By the outbreak of the Second World War in 1939 ships were travelling to most far flung corners of the world, often with migrants seeking new lives in parts of the British Empire. During the war many ships were commandeered and used as troop ships carrying soldiers to fields of conflict and back home again. Hundreds of ships were lost during the hostilities and the shipping fleets significantly reduced.
After WWII the numbers of passengers seeking to travel on ocean going liners (known as ‘line voyages’) significantly reduced. Many countries imposed restrictions on the numbers of immigrants allowed into their country, thus reducing the numbers of passengers seeking cheap passages to Australia, New Zealand and Canada. But it was the introduction of the jet aircraft as a means of travelling for both work and leisure that was the major factor in the steady decline in the popularity of travelling by sea. The decline began in the late 1950’s and resulted in ships like the Queen Elizabeth becoming redundant. In 1959, six months after the first commercial flight across the North Atlantic, for the first time more people flew across the Atlantic rather than sail on a liner.

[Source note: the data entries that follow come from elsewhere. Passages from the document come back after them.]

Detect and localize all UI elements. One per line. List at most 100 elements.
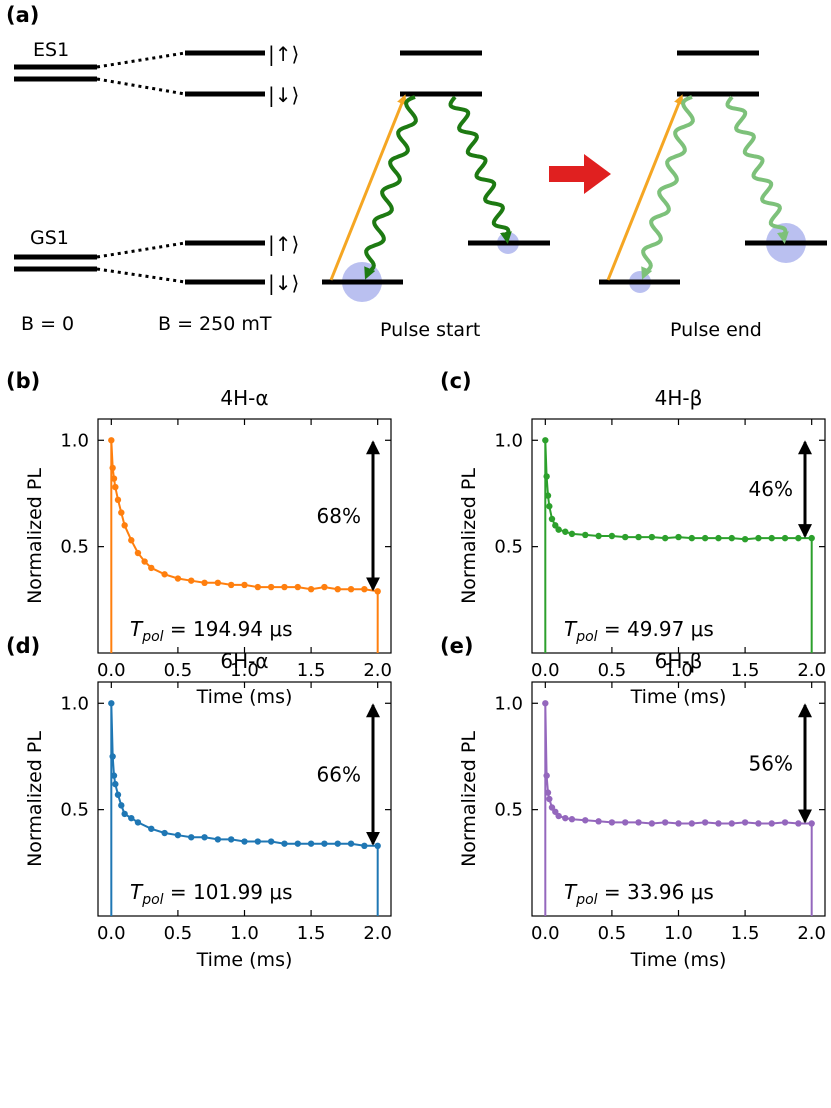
data-point <box>148 564 155 572</box>
data-point <box>755 534 762 542</box>
pulse-start-label: Pulse start <box>380 319 480 341</box>
data-point <box>622 533 629 541</box>
chart-panel: (e) 6H-β 0.0 0.5 1.0 1.5 2.0 0.5 1.0 Time (ms) Nor… <box>440 634 826 971</box>
ket-es-down: |↓⟩ <box>268 83 299 107</box>
data-point <box>347 585 355 593</box>
data-point <box>347 840 355 847</box>
data-point <box>281 840 288 847</box>
data-point <box>374 842 381 849</box>
data-point <box>715 820 722 827</box>
data-point <box>795 820 802 827</box>
y-axis-label: Normalized PL <box>458 731 480 867</box>
y-axis-label: Normalized PL <box>24 731 46 867</box>
tpol-annotation: Tpol = 33.96 μs <box>564 880 714 908</box>
data-point <box>701 534 709 542</box>
data-point <box>114 791 122 798</box>
data-point <box>555 812 562 820</box>
data-point <box>174 575 182 582</box>
x-tick-label: 1.0 <box>230 923 259 944</box>
data-point <box>555 526 562 533</box>
data-point <box>112 780 119 788</box>
data-point <box>568 816 576 823</box>
x-axis-label: Time (ms) <box>630 686 727 708</box>
x-tick-label: 0.5 <box>164 923 193 944</box>
data-point <box>675 533 682 541</box>
data-point <box>661 534 669 542</box>
x-tick-label: 2.0 <box>363 660 392 681</box>
data-point <box>546 795 553 803</box>
data-point <box>595 532 602 540</box>
zeeman-splitting-lines <box>96 51 186 284</box>
data-point <box>134 549 142 557</box>
data-point <box>361 585 368 593</box>
data-point <box>544 789 552 796</box>
data-point <box>109 753 116 760</box>
y-tick-label: 0.5 <box>60 800 89 821</box>
data-point <box>294 583 301 591</box>
panel-label: (e) <box>440 634 473 658</box>
data-point <box>112 483 119 491</box>
pl-charts: (b) 4H-α 0.0 0.5 1.0 1.5 2.0 0.5 1.0 Time (ms) Nor… <box>6 369 826 971</box>
panel-label-a: (a) <box>6 3 39 27</box>
data-point <box>254 838 262 845</box>
data-point <box>227 836 235 843</box>
data-point <box>781 819 789 826</box>
data-point <box>582 817 589 824</box>
y-tick-label: 1.0 <box>494 693 523 714</box>
gs1-label: GS1 <box>30 227 69 249</box>
x-tick-label: 2.0 <box>363 923 392 944</box>
x-tick-label: 1.0 <box>664 923 693 944</box>
x-axis-label: Time (ms) <box>196 686 293 708</box>
data-point <box>334 840 341 847</box>
y-tick-label: 0.5 <box>494 537 523 558</box>
b250-label: B = 250 mT <box>158 313 272 335</box>
data-point <box>795 534 802 542</box>
x-tick-label: 0.0 <box>97 923 126 944</box>
contrast-percent-label: 56% <box>749 751 793 775</box>
data-point <box>361 842 368 849</box>
tpol-annotation: Tpol = 101.99 μs <box>130 880 293 908</box>
data-point <box>294 840 301 847</box>
data-point <box>201 834 208 841</box>
x-tick-label: 1.5 <box>731 660 760 681</box>
data-point <box>542 437 549 444</box>
b0-label: B = 0 <box>21 313 74 335</box>
contrast-percent-label: 46% <box>749 477 793 501</box>
data-point <box>201 579 208 586</box>
ket-es-up: |↑⟩ <box>268 42 299 66</box>
data-point <box>661 819 669 826</box>
y-axis-label: Normalized PL <box>458 468 480 604</box>
x-tick-label: 0.5 <box>598 923 627 944</box>
data-point <box>134 819 142 826</box>
x-tick-label: 0.0 <box>531 660 560 681</box>
panel-label: (c) <box>440 369 472 393</box>
data-point <box>768 534 775 542</box>
data-point <box>546 503 553 510</box>
data-point <box>281 583 288 591</box>
data-point <box>307 840 315 847</box>
data-point <box>148 825 155 832</box>
x-axis-label: Time (ms) <box>196 949 293 971</box>
tpol-annotation: Tpol = 194.94 μs <box>130 617 293 645</box>
data-point <box>267 838 275 845</box>
data-point <box>808 534 815 542</box>
data-point <box>768 820 775 827</box>
emission-arrow-to-down <box>641 95 695 280</box>
data-point <box>174 831 182 839</box>
data-point <box>701 819 709 826</box>
data-point <box>141 558 148 565</box>
time-evolution-arrow <box>549 154 611 194</box>
x-tick-label: 2.0 <box>797 923 826 944</box>
data-point <box>582 531 589 539</box>
data-point <box>608 532 616 540</box>
data-point <box>108 700 115 707</box>
x-tick-label: 1.5 <box>731 923 760 944</box>
data-point <box>118 802 125 809</box>
data-point <box>374 588 381 595</box>
data-point <box>188 834 195 841</box>
x-tick-label: 2.0 <box>797 660 826 681</box>
data-point <box>543 473 550 480</box>
data-point <box>648 533 656 541</box>
data-point <box>595 818 602 825</box>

By the 1970’s the advent of the Jumbo jet really saw the end of the golden period of transatlantic cruise liners. Many ships, including the famous Queen Elizabeth, were sent to the scrap yard during this time, and those that remained were introduced into the cruise service with shipping lines keen to market their ships for leisure travel. This was a tricky period for shipping lines and many did not survive. Those who did had to remodel their ships to reflect the new cruise market, with a single ‘class’ rather than the old fashioned first, second and third classes of travel by ship which saw the wealthy passengers enjoying luxurious top deck travel while the third class passengers enjoyed cramped dormitories in the bowels of the ship. (Think Titanic!)
The famous Queens (Queen Mary, Queen Elizabeth) the France, the United States and the Italian Michelangelo and Raffaello were all completely unfit for cruising without spending vast amounts of money on rebuilding these ships. For example their lay-out couldn’t be changed to one class without major alterations, they lacked air-conditioning and outside swimming pools, and their draft was to deep to visit small ports popular in cruise service.

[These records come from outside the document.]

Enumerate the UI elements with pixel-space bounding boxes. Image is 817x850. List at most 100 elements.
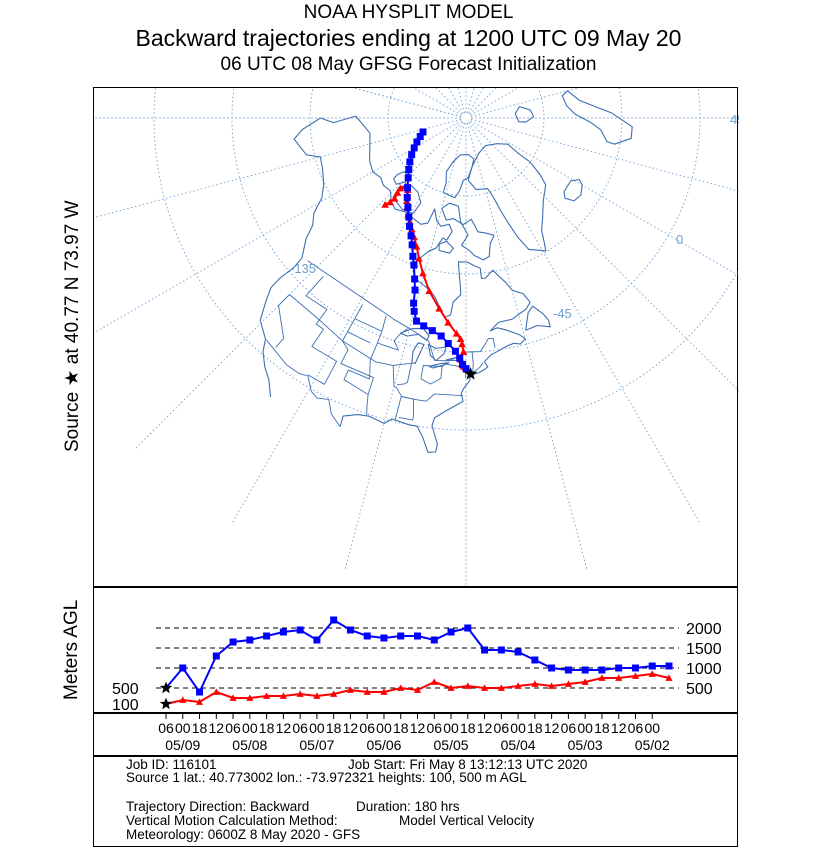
profile-marker bbox=[615, 664, 623, 672]
state-border bbox=[420, 365, 443, 385]
hour-label: 12 bbox=[209, 720, 225, 736]
profile-marker bbox=[497, 646, 505, 654]
trajectory-marker bbox=[411, 275, 419, 283]
trajectory-duration: Duration: 180 hrs bbox=[356, 799, 460, 814]
profile-marker bbox=[397, 632, 405, 640]
coastline bbox=[339, 160, 531, 453]
y-tick-label: 1500 bbox=[686, 641, 722, 658]
date-label: 05/08 bbox=[232, 737, 267, 753]
trajectory-marker bbox=[456, 354, 464, 362]
parallel-line bbox=[153, 88, 739, 431]
trajectory-marker bbox=[404, 203, 412, 211]
profile-marker bbox=[598, 666, 606, 674]
hour-label: 06 bbox=[292, 720, 308, 736]
y-tick-label: 1000 bbox=[686, 661, 722, 678]
state-border bbox=[396, 363, 413, 386]
trajectory-marker bbox=[381, 200, 389, 208]
profile-marker bbox=[380, 688, 388, 695]
date-label: 05/06 bbox=[366, 737, 401, 753]
meridian-line bbox=[468, 122, 701, 524]
trajectory-marker bbox=[444, 340, 452, 348]
date-label: 05/04 bbox=[501, 737, 536, 753]
trajectory-marker bbox=[425, 287, 434, 294]
date-label: 05/09 bbox=[165, 737, 200, 753]
trajectory-marker bbox=[410, 299, 418, 307]
state-border bbox=[393, 328, 408, 351]
meridian-line bbox=[457, 88, 466, 114]
meridian-line bbox=[352, 88, 462, 118]
profile-marker bbox=[413, 686, 422, 693]
profile-marker bbox=[648, 670, 656, 677]
hour-label: 12 bbox=[410, 720, 426, 736]
trajectory-marker bbox=[412, 317, 420, 325]
profile-marker bbox=[631, 664, 639, 672]
profile-marker bbox=[631, 672, 640, 679]
coastline bbox=[411, 342, 425, 364]
profile-marker bbox=[464, 682, 472, 689]
profile-marker bbox=[480, 684, 489, 691]
profile-marker bbox=[665, 662, 673, 670]
header-title: NOAA HYSPLIT MODEL bbox=[303, 2, 514, 23]
profile-marker bbox=[581, 666, 589, 674]
trajectory-map: -135 -45 0 45 bbox=[93, 87, 739, 587]
meridian-line bbox=[94, 118, 462, 219]
job-start: Job Start: Fri May 8 13:12:13 UTC 2020 bbox=[348, 757, 588, 772]
trajectory-marker bbox=[415, 254, 423, 262]
profile-marker bbox=[414, 632, 421, 640]
trajectory-marker bbox=[406, 222, 414, 230]
trajectory-marker bbox=[409, 252, 417, 260]
state-border bbox=[275, 294, 290, 348]
y-tick-label: 500 bbox=[686, 681, 713, 698]
state-border bbox=[354, 318, 383, 332]
trajectory-marker bbox=[419, 269, 427, 277]
profile-marker bbox=[179, 664, 187, 672]
trajectory-marker bbox=[410, 144, 418, 152]
state-border bbox=[347, 331, 371, 344]
meridian-line bbox=[466, 122, 588, 571]
trajectory-marker bbox=[396, 184, 405, 192]
hour-label: 12 bbox=[477, 720, 493, 736]
meridian-line bbox=[448, 88, 464, 114]
coastline bbox=[438, 240, 454, 254]
graticule bbox=[94, 88, 739, 586]
profile-marker bbox=[195, 698, 204, 705]
profile-marker bbox=[279, 692, 287, 699]
graticule-label: 0 bbox=[676, 232, 683, 247]
profile-marker bbox=[296, 690, 304, 697]
coastline bbox=[561, 90, 633, 145]
hour-label: 18 bbox=[326, 720, 342, 736]
coastlines bbox=[259, 90, 633, 453]
profile-marker bbox=[363, 632, 371, 640]
hour-label: 00 bbox=[443, 720, 459, 736]
hour-label: 06 bbox=[426, 720, 442, 736]
trajectory-marker bbox=[390, 194, 399, 202]
profile-marker bbox=[615, 674, 623, 681]
state-border bbox=[307, 260, 394, 320]
meridian-line bbox=[352, 88, 462, 118]
hour-label: 18 bbox=[192, 720, 208, 736]
meridian-line bbox=[435, 88, 463, 115]
hour-label: 00 bbox=[242, 720, 258, 736]
profile-marker bbox=[581, 678, 589, 685]
trajectory-marker bbox=[419, 128, 427, 136]
hour-label: 18 bbox=[460, 720, 476, 736]
meridian-line bbox=[231, 122, 464, 524]
profile-marker bbox=[212, 688, 220, 695]
graticule-label: 45 bbox=[730, 112, 739, 127]
trajectory-marker bbox=[404, 184, 412, 192]
meridian-line bbox=[468, 88, 484, 114]
state-border bbox=[289, 294, 412, 366]
job-id: Job ID: 116101 bbox=[126, 757, 217, 772]
profile-marker bbox=[263, 632, 271, 640]
source-star bbox=[159, 697, 173, 710]
profile-marker bbox=[330, 690, 338, 697]
state-border bbox=[305, 276, 338, 385]
profile-marker bbox=[481, 646, 489, 654]
trajectory-marker bbox=[435, 304, 444, 312]
meridian-line bbox=[344, 122, 466, 571]
meridian-line bbox=[94, 120, 462, 334]
profile-marker bbox=[246, 694, 254, 701]
hour-label: 12 bbox=[276, 720, 292, 736]
parallel-line bbox=[387, 88, 545, 197]
profile-marker bbox=[514, 648, 522, 656]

Cunard Line tried to adapt the Queens for cruising, by installing outdoor pools and solving the airco-problem, but both were a financial disaster and were taken out of service in 1967 (the Mary) and 1968 (the Elizabeth) respectively.
By the 1970’s with the introduction of the jumbo jet the age of transatlantic cruise liners had ended, and with it the golden age of travelling by ship.
Despite the death of the transatlantic shipping business the shipping companies continued to reinvent themselves. Some turned to cargo and others turned to leisure cruising. A combination of clever marketing, packaging of cruises as all inclusive holidays, TV programs based on cruising and a desire for people to experience new types of holidays saw the reinvention of cruising not just a way to travel to a destination, but as a travel product in its’ own right.